FCC Chairman Tom Wheeler said this morning that the commission has yet to hear from the incoming Trump administration.
“Let me be real specific,” Wheeler told reporters following this morning’s truncated meeting. “We have had no conversations with the Trump administration transition team. We are working with the transition structure that was set up by the Obama administration to begin the groundwork but we have heard nothing" from the incoming president's team.
Wheeler’s comments came on the heels of a meeting that had previously had a full agenda but instead lasted only nine minutes. The FCC scratched votes on several items just one day after Republicans urged it to ease up on “controversial” issues ahead of Trump’s inauguration in January.
“We certainly had a quick meeting this morning,” Wheeler said, “and that abbreviated meeting was obviously a consequence of the requests to avoid action on issues that were deemed controversial during this transition between administrations. Certain of my colleagues identified the items on today’s proposed agenda as controversial and asked they not be considered today. I hope that this doesn’t mean that these issues won’t be quickly addressed after the transfer of leadership from this agency.”
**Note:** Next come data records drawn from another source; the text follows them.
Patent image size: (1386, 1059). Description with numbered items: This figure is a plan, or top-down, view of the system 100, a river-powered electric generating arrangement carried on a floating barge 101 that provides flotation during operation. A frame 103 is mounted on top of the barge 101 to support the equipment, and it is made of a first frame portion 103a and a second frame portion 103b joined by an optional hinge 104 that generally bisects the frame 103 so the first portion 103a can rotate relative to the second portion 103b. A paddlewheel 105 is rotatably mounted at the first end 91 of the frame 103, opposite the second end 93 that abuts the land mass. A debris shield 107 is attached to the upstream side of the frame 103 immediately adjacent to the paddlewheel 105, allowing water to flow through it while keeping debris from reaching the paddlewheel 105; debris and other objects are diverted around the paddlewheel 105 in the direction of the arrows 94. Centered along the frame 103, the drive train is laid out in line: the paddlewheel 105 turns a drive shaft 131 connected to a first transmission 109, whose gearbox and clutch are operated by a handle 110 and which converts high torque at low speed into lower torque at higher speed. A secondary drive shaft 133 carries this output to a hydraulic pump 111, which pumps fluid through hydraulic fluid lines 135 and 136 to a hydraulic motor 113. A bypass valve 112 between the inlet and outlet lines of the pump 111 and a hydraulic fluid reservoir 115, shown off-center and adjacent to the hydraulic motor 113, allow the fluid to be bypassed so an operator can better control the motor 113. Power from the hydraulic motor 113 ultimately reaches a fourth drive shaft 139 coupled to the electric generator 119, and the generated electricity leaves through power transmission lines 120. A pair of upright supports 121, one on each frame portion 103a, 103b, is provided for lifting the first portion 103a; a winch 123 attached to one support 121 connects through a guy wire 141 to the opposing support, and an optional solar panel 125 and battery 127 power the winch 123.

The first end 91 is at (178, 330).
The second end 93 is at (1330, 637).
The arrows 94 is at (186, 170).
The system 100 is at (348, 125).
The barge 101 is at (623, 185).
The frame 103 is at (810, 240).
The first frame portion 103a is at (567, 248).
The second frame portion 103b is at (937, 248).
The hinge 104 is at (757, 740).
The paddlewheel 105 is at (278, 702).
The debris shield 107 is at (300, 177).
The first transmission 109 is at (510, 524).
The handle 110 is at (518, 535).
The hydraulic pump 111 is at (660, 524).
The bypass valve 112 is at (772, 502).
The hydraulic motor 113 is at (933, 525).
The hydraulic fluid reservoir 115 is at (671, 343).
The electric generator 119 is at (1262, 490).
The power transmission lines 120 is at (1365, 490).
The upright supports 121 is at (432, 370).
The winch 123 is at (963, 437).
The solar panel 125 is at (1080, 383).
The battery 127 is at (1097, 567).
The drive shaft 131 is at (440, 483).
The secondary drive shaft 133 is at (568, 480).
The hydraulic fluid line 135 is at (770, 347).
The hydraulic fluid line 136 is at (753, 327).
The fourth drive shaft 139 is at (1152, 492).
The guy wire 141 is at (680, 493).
Among other items, the FCC scratched a vote on proposed revisions for a regulatory framework for Business Data Services (BDS) that would make services or providers subject to rules regardless of whether they’re considered incumbents or competitors.
The move was a swift response to a request from Republican leaders that the FCC focus on the ongoing incentive auction and shelve potentially contentious issues during the transition in the White House. Reps. Fred Upton (R-Mich.), who serves as chairman of the House Energy and Commerce Committee, and Greg Walden (R-Ore.), the chair of the Communications and Technology Subcommittee, jointly submitted a letter (PDF) to Wheeler saying the auction of 600-MHz airwaves should be the commission’s top priority for the next 10 weeks.
Wheeler is widely expected to depart the FCC soon after Trump is inaugurated on Jan. 20, and the GOP will almost surely retake control of the commission. But the lame-duck chairman continued to push his agenda to reporters.
“It is truly disappointing that 1.4 million Americans living in rural areas without LTE service will continue to be so deprived,” Wheeler argued. “They deserve better from this commission. And it is tragic that 1.3 million Americans who are blind and millions more who are visually impaired will not be able to enjoy expanded video description. They deserve better from this commission. All of these matters are so-called controversial, because they are opposed principally by the largest incumbent firms in the sector. As the deferred items reflect, when so-called controversy is the result of choosing between the broader common good or those incumbents preferring the status quo, I believe the public interest should prevail.”